Clinical

Gauging Success in Myopia Management

May 24, 2019

By Kate Gifford, BOptom, PhD, FAAO
For MyopiaProfile.com

How can you tell if your myopia management strategy has been a success? Our new infographic Which option to slow myopia? is designed to translate research into practice, and is a world first, evidence based clinical decision making tool designed to fill in a gap in the currently available resources. One of the key gaps in putting myopia management into practice is how to gauge success in your strategy. There are a few complicating factors in this.

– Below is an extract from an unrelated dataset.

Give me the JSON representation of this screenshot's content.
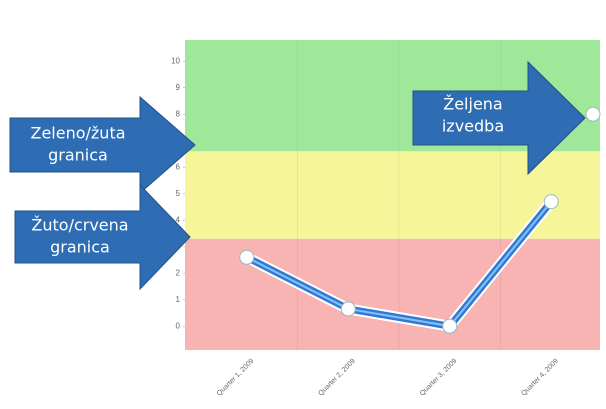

To use the analogy of glaucoma again (for more, read the blog How myopic dioptres are like IOP), if an eye care practitioner is commencing topical glaucoma treatment, within a few weeks there is a clear indicator of whether the treatment has worked – is the IOP lower? There is some immediate feedback – but whether that IOP is low enough for that person or not is something which can only be established over time. In myopia management, we don’t have any immediate gauge of success, like a lower IOP, to be able to measure. We do need to ensure good acuity with our optical treatment, and ensure a minimal side effect profile with atropine treatment, but other than that, we similarly have to wait and see.

Axial length control?
Myopia control efficacy in research is gauged by both refractive and axial length measures. Most eye care practitioners don’t routinely measure axial length in clinical practice, mainly due to lack of access to the instrumentation and its expense. It is not only for this reason, though, that axial length (AXL) measurement is a bit of a problematic measure for gauging success in a clinical setting, although it is a definite necessity in a research setting. While a useful indicator of disease risk, AXL measurement is currently an uncertain diagnostic criteria for the individual myope. As lead author of the International Myopia Institute Clinical Management Guidelines, our committee settled on including AXL measurement as a ‘standard procedure’ but with the caveat that there is currently no established criteria for normal or accelerated axial elongation in a given individual. You can read more about this in the blog entitled Axial length measurement – a clinical necessity? 

Refractive control?
So, we’re back to refractive progression, for which we have a published meta-analysis, including Asian and Caucasian differences.1 The ‘Which option to slow myopia?’ infographic features a small chart which utilizes this meta-analysis data to describe how much average progression could be expected, per year, for a child based on their age. It then applies a gauge of what constitutes 33% efficacy (an average of spectacle lens treatments) and what constitutes 50% efficacy (an average of contact lens treatments). The efficacy of atropine as monotherapy depends on its dosage – read more in Atropine – wonder or weak treatment? 

The ‘Which option to slow myopia?’ solution
This infographic presents a world first solution to gauging success in myopia management. The BHVI Myopia Calculator projects progression from a minimum of age 6 up to age 17, and provides a long term illustration of treatments, and while it does provide confidence intervals, it is problematic projecting an average percentage efficacy over potentially 11 years when most studies are 1-2 years in duration. It makes more sense to firstly prepare parents on their expectations of efficacy and then to address myopia progression as and when it occurs. The important message is that for younger children, a 50% efficacy means much more in absolute terms, when they are likely to progress more quickly, than for older children. If your 8-year-old patient progresses 0.50D in a year, this likely constitutes a 50% myopia control effect, in comparison to the meta-analysis average. If your 12-year-old patient progresses 0.50D in a year, though, this shows minimal efficacy and a new management strategy may be required. I have been doing these calculations in my head for many years, and using them in communication with parents. We’re thrilled to now be able to share this simplified, accessible information with you to help you do the same.

The hottest research off the press (or not even in press yet!) is that perhaps we’ll end up throwing percentage efficacy out the window, and settling instead on an absolute effect – more on that to come. Until we learn more, though, describing efficacy in view of measured, annualised refractive progression in your individual patient is our best evidence based approach.

REFERENCES
1. Donovan L, Sankaridurg P, Ho A et al. Myopia progression rates in urban children wearing single-vision spectacles. Optom Vis Sci. 2012;89:27-32.